Ignaty Ionin’s life search for his pedagogical credo started with his teaching career at the Leo Tolstoy’s School in Petrograd. Soon after, he was an agronomy instructor at the Mikhaylovskoye summer school-colony. The creation of such schools was the result of the Wartime Communism. The government sent groups of children to spend summer at vacant seaside mansions and parks. There, children were also taught natural science, literature, and music.

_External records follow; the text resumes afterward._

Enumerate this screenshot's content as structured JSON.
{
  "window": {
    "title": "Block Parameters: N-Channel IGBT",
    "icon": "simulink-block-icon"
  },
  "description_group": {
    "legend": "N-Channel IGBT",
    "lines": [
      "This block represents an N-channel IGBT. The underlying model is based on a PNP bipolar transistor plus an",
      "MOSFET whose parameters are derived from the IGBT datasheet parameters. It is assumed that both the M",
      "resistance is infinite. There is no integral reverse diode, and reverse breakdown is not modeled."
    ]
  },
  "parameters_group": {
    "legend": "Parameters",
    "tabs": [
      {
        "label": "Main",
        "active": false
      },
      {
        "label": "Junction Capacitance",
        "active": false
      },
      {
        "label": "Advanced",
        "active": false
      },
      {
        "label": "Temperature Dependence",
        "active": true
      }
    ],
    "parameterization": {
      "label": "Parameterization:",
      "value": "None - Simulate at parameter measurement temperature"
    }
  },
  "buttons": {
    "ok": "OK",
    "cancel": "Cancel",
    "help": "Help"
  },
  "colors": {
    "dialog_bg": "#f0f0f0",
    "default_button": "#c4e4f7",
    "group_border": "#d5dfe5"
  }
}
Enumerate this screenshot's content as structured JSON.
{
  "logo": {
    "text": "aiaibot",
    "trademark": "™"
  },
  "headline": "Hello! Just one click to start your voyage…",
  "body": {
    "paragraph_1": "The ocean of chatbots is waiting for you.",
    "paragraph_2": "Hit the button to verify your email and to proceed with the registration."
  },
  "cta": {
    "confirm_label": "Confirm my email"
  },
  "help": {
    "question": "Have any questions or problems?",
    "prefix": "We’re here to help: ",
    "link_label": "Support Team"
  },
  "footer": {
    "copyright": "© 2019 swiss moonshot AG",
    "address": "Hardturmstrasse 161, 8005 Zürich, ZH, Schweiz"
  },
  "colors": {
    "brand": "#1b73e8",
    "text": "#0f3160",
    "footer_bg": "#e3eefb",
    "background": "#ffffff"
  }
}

Ignaty Ionin enjoyed this work. He wrote to his sister that it felt more like vacation rather than work. While teaching he once suggested that students should plough a patch of land and plant seeds so that in the fall they might enrich their scarce ration. This idea later resulted in the creation of a children’s agricultural labor commune in Mikhaylovskoye.

The main work of his life started on a shivery day of November 21, 1919 when Ignaty Ionin and two other teachers gathered twenty-seven young people aged 18-19 from large impoverished families and established his pedagogical Robinsonade. He founded a school settlement (a “commune”) in Strelna near Peterhof on the site of the former Grand Duke Constantine’s summer palace located on the upper terrace of the Finnish Gulf south coast. The last owner of the later renamed Mikhaylovskoye manor was Grand Duke Sergey Mikhaylovich, son of Grand Duke Mikhail Nikolayevich3.

This summer palace, earlier belonging to the Romanov Royal Family, now hosted children (mostly from poor families who had recently become orphaned) and their teachers – selfless, well educated, devoted to their ideas and having no other possession but their knowledge and hands. Thus a strong branch of pedagogical expression was grafted into the powerful tree of Russian aristocratic culture. Probably it is not a coincidence, considering the traditional contributions of the ruling class to public education in Russia.

First, they settled into the gardener’s house. There were no provisions for normal life and study – no food, no burning oil, no wood or soap, not to even mention desks, books or notebooks. For many months, the only sources of light were candles and … a torch of splinters. “It was a hard struggle for the right to live,” – Ignaty Ionin wrote. – “We had no water or light, hardly ever heat. Surrounded by the forest, we had no tools to make use of it. Eating rotten and frost-bitten potatoes, we were expected to blow the spark of creative activity into a great flame.4

The first winter was very hard. The scant food supplies that could be found required a lot of effort to obtain. In spring, in order to survive, Ignaty Ionin decided to plough a part of park territory to make vegetable patches. On May 1, 1920, students and adults managed to plant six vegetable patches approximately 33 feet long each. The only tools they could find to do it were table forks.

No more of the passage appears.